A hallway branching off of this one took us past what looked like empty classrooms. As we headed toward the corridor’s end, I became aware of something my dulled senses hadn’t experienced in a while: the scent of food.
Real
food. Sheridan was taking us to a cafeteria. Hunger I hadn’t even known I possessed reared up in my stomach with an almost painful
lurch. I’d adapted to my meager prison diet so much that I’d taken my body’s deprived state as normal. Only now did I realize how much I craved something that wasn’t lukewarm cereal.
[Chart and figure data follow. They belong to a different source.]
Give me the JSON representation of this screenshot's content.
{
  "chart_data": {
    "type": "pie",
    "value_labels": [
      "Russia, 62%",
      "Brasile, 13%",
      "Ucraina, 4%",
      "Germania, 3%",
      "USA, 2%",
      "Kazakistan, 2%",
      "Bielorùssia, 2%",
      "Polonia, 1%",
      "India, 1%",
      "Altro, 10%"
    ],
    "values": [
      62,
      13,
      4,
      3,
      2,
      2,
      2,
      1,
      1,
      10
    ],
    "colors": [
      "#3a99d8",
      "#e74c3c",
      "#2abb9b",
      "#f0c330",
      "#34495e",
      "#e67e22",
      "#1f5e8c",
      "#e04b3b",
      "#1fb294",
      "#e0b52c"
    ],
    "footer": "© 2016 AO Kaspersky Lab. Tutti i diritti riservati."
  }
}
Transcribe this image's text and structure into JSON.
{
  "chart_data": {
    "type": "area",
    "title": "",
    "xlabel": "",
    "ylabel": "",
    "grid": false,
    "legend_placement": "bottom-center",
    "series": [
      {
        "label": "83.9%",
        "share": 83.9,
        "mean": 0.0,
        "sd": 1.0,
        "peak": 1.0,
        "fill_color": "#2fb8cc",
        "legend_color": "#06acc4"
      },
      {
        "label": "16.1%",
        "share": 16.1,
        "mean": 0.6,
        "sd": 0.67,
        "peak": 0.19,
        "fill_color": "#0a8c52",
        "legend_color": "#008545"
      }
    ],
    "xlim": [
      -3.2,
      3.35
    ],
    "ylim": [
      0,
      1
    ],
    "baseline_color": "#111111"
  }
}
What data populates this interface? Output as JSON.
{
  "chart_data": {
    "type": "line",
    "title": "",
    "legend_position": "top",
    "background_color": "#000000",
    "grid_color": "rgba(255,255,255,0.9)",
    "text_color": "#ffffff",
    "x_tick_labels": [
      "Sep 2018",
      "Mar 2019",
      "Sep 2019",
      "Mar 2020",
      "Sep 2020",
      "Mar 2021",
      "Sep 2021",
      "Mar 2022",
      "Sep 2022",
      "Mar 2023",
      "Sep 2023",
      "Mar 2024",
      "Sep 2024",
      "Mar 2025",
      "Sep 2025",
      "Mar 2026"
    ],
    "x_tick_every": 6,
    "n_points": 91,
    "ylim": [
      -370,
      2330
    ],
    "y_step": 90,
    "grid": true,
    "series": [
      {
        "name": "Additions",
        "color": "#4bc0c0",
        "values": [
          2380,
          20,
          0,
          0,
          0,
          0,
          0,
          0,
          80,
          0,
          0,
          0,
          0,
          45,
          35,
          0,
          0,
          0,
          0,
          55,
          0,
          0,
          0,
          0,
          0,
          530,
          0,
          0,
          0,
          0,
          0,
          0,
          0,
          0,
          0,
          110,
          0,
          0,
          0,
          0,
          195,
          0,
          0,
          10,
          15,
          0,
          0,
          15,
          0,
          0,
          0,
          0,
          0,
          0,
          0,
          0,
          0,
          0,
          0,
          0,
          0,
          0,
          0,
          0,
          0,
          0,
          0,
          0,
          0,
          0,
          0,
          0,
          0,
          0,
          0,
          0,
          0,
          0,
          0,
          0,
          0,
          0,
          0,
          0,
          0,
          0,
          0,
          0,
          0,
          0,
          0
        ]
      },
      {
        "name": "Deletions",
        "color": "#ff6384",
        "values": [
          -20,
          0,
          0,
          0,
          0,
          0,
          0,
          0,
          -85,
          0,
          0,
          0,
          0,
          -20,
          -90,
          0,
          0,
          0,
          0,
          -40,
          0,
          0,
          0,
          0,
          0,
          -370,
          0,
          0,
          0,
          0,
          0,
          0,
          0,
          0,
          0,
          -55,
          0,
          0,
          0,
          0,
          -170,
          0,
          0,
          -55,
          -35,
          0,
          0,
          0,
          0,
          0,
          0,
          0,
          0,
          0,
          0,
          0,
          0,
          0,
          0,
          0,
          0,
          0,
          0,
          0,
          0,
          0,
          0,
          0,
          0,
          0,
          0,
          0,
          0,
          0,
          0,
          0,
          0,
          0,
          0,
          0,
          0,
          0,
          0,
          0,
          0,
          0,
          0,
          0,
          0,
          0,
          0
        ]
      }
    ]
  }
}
The cafeteria, such as it was, was only a fraction of the size of Amberwood’s. It had five tables, three of which were occupied with people in tan scrubs identical to mine. These, it seemed, were my fellow prisoners, all with golden lilies. There were twelve of them, which I supposed made me lucky thirteen. I wondered what Sheridan would think of that. The other detainees were of mixed age, gender, and race, though I was willing to bet all were American. In some prisons, making you feel like an outsider was part of the process. Since this one’s goal was to bring us back to the fold, they would most likely put us with those of shared culture and language—those we could aspire to be like if we only tried hard enough. Watching them, I wondered what their stories were, if any of them might be allies.

“That’s Baxter,” said Sheridan, nodding toward a stern-faced man in white. He stood in a window that overlooked the dining area and was presumably where the food came from. “His food is delicious. I know you’re going to love it. And that’s Addison. She oversees lunchtime and your art class.”

It would not have been clear to me that Addison was a “she,” if not for that introduction. She was in her late forties or early fifties, wearing a suit just as prim if less stylish than Sheridan’s, and was stationed against the side wall with sharp eyes. She kept her hair shaved close to her head and had a hard-angled face that seemed at odds with the fact that she was chewing gum. The golden lily was her only ornamentation. She was pretty much the last person I would’ve expected for an art teacher, which in turn led to another realization.